There is one home-related task I think we can cross off our to-do list before my folks and little brother get here on Friday, and that is to finish Rustoleum-ing the outdoor furniture my grandparents passed along to us when they got new stuff for their deck.  By Friday evening, I hope to be relaxing outside, gin and tonic in hand, on our shiny new-to-us chaise longue and laughing with my family at a low-key backyard party before the big bash my cousin’s wedding promises to be.  That’s pretty motivating, as is the fact that the grandparents who so sweetly gave us the furniture might drop by to see the house the morning after the wedding, and I don’t want them to see the paint job half-done.

All right, enough rambling.  I’m off to have breakfast so we can get going on what we need to get done in order to enjoy our time with family.  I’m really looking forward to it, because my family’s not going to care whether or not I have the perfectly coordinated curtains of which I feel I ought to dream.

Hello World

This is a real “Hello World” post, not the one WordPress automatically generated for me; I promptly deleted that.  I can’t even count the number of “Hello World” programs I’ve written when learning new programming languages, so it doesn’t feel quite right to use that particular phrase in a WYSIWYG editor like this.  Oh well, I guess I can go to the HTML editor when I’m feeling hardcore.
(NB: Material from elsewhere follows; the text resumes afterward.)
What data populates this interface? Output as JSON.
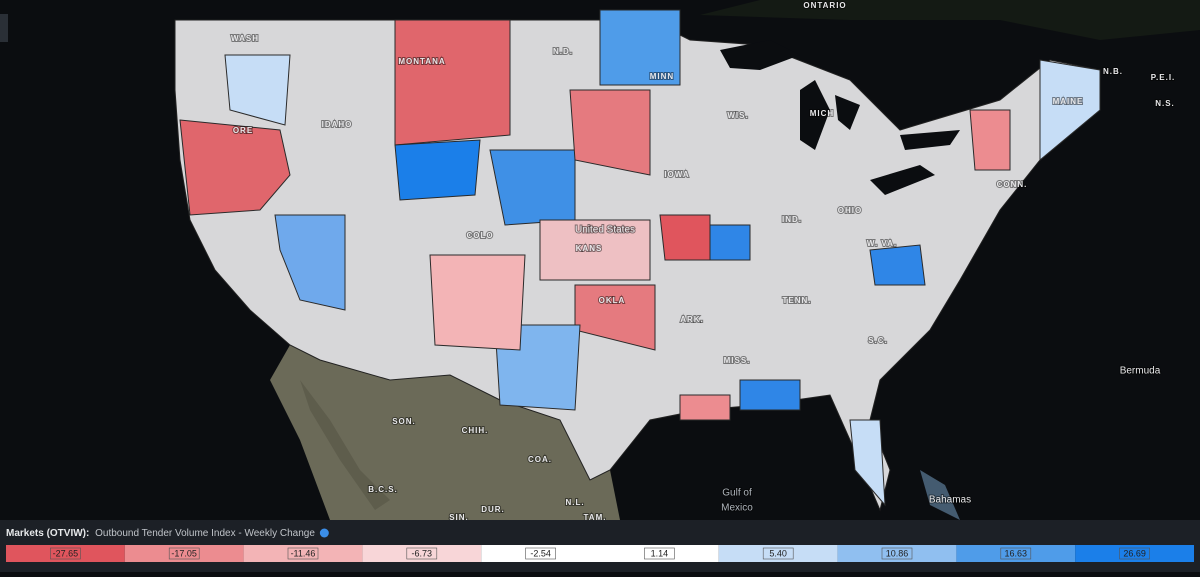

Scratch that.  When I’m feeling hardcore, I’m going to rock out command line style on a Linux box.  I haven’t had the chance to do that in a while.  Ah, the glamorous life of an unemployed programmer… I mean, a stay-at-home Navy wife.  Don’t get me wrong, I’m grateful that I don’t have to work, but I am looking forward to reaching a point where I wouldn’t feel disingenuous applying for a job when we could easily be moving in a few months.  I can’t wait until we will be staying put for three years instead of moving three times in about fifteen months.  We’ve been at our current duty station for over a year, and it already feels like a long time.  That could be due to the fact that we were expecting to know where we’ll be next, oh, right about now, but the current estimate is that we won’t find out about staying vs. going for at least another five months.  Good thing this isn’t a bad place to spend our time in limbo!